Richard Baker, a former Whitbread chairman, said that the sale of Costa to Coca-Cola was a “wonderful deal” for both parties. He said that there had been a risk that a demerger might not have created much upside in the value of the two separate entities, possibly leaving both vulnerable. However, the cash from the Costa sale would provide Whitbread with the opportunity to “do more things with Premier Inn”, possibly enabling it to look at acquisitions in sectors such as serviced apartments and student accommodation.
Ms Brittain also raised the tantalising prospect that Whitbread could repeat the Costa success story with Pure, a London-based chain of 15 healthy eating fast-food stores. It acquired a 49 per cent stake two years ago for £6.8 million and has an option to buy it out within the next three years. She said Pure’s position was “not dissimilar” to Costa when Whitbread bought it and represented “another great growth opportunity”.
Profile: Alison Brittain 
From the moment Alison Brittain took the reins at Whitbread, she did not duck the issue of a demerger (Dominic Walsh writes). Unlike Andy Harrison, her predecessor, she acknowledged that it was one of the key strategic issues that the company faced and made clear that she and the board were “open-minded”.
Such pragmatism has been a feature of her rise to the top of a FTSE 100 company, one of only a handful of women to do so. She started out on the Barclays graduate training programme in 1987 after her time at the University of Stirling. After 20 years there, Ms Brittain, 53, joined Santander UK, becoming the executive director for retail distribution.
Alison Brittain is one of only a handful of women to head a FTSE 100 company
Alison Brittain is one of only a handful of women to head a FTSE 100 companyBEN GURR FOR THE TIMES
In 2011, she joined Lloyds Banking Group as head of its retail division before being plucked from the banking world to become the boss of Whitbread in 2015.

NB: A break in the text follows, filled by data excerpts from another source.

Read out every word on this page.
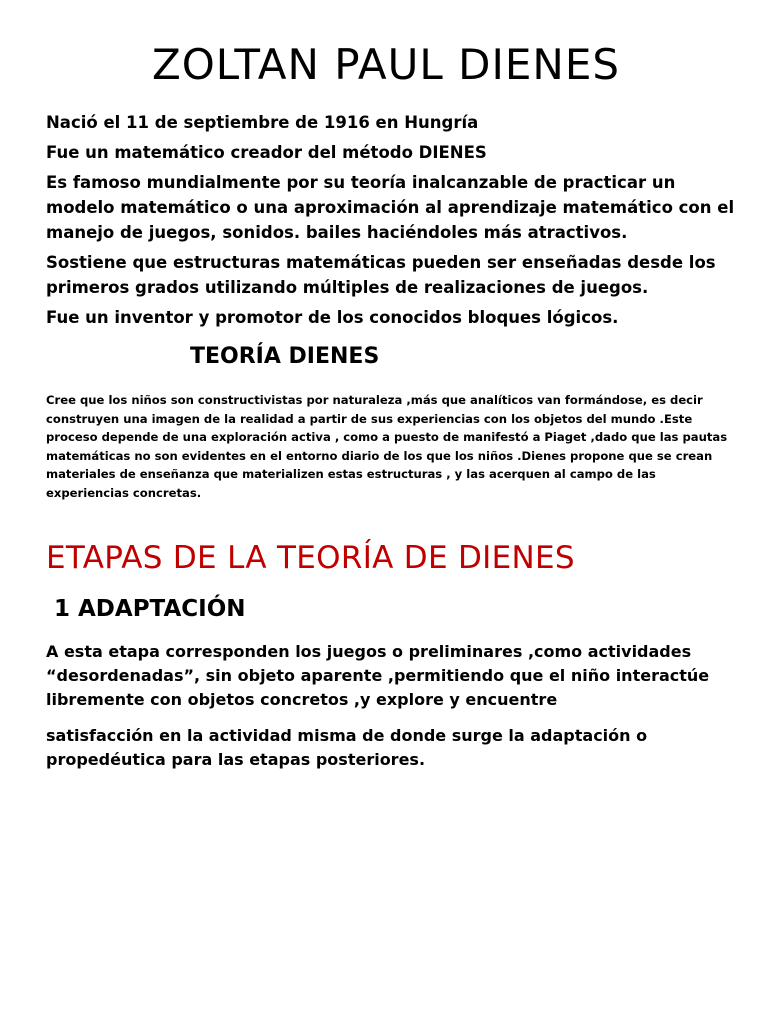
ZOLTAN PAUL DIENES

Nació el 11 de septiembre de 1916 en Hungría

Fue un matemático creador del método DIENES

Es famoso mundialmente por su teoría inalcanzable de practicar un modelo matemático o una aproximación al aprendizaje matemático con el manejo de juegos, sonidos. bailes haciéndoles más atractivos.

Sostiene que estructuras matemáticas pueden ser enseñadas desde los primeros grados utilizando múltiples de realizaciones de juegos.

Fue un inventor y promotor de los conocidos bloques lógicos.

TEORÍA DIENES

Cree que los niños son constructivistas por naturaleza ,más que analíticos van formándose, es decir construyen una imagen de la realidad a partir de sus experiencias con los objetos del mundo .Este proceso depende de una exploración activa , como a puesto de manifestó a Piaget ,dado que las pautas matemáticas no son evidentes en el entorno diario de los que los niños .Dienes propone que se crean materiales de enseñanza que materializen estas estructuras , y las acerquen al campo de las experiencias concretas.

ETAPAS DE LA TEORÍA DE DIENES
1 ADAPTACIÓN

A esta etapa corresponden los juegos o preliminares ,como actividades “desordenadas”, sin objeto aparente ,permitiendo que el niño interactúe libremente con objetos concretos ,y explore y encuentre

satisfacción en la actividad misma de donde surge la adaptación o propedéutica para las etapas posteriores.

Her tenure has coincided with a more challenging trading backdrop, amid rising costs and fragile consumer confidence. But the mother of two, and the 2017 Veuve Clicquot business woman of year, has, in the words of one analyst, “rolled up her sleeves and got on with it”.
Profile: James Quincey 
Like Henry Cavill playing Superman, or Steve Easterbrook running McDonald’s, James Quincey is a Briton in charge of an American institution (Tabby Kinder writes).

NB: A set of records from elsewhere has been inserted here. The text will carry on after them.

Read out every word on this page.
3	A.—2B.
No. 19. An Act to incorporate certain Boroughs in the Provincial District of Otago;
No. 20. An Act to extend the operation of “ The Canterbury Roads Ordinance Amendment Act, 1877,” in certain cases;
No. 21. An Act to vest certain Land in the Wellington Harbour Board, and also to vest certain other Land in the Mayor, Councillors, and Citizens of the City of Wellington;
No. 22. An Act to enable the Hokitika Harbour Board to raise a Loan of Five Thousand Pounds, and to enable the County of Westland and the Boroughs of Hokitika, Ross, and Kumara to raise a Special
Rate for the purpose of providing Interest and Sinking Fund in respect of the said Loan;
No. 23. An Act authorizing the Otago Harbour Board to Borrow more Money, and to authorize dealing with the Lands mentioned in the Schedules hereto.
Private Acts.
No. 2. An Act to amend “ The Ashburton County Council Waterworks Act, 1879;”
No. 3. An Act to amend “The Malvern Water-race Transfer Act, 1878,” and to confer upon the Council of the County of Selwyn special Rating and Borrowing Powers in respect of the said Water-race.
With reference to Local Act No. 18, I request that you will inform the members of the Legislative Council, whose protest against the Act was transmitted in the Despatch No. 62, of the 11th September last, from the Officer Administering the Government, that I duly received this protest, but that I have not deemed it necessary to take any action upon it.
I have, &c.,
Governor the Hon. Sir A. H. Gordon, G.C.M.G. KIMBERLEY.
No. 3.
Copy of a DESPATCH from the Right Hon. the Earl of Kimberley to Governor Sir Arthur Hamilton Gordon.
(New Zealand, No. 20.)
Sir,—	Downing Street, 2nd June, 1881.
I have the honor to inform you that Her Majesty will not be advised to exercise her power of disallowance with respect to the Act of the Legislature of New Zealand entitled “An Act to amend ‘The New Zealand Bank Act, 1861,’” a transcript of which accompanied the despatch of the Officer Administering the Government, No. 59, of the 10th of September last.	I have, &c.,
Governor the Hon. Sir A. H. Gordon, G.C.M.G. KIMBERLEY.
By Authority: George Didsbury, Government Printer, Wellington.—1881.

Mr Quincey was born in London in 1965 and studied at Liverpool University, before joining Coca-Cola in 1996. He worked his way up the ranks of the fizzy drinks company, including jobs in Buenos Aires and Mexico City, and was appointed president of northwest Europe and Nordics in 2008. Five years later Mr Quincey became head of Europe before being promoted to chief operating officer. He became president and chief executive in 2017.
James Quincey started working at Coca-Cola 22 years ago
James Quincey started working at Coca-Cola 22 years agoREX FEATURES
Mr Quincey took over with a plan to drive forward a cultural revolution that would shake up Coca-Cola. Described as a “denim-wearing, call me James type”, he has a ruthless side. Mr Quincey, 53, has axed 1,200 corporate jobs since becoming boss, or 20 per cent its head office staff.
However, he also has introduced a casual dress code at its Atlanta headquarters as part of his shake-up.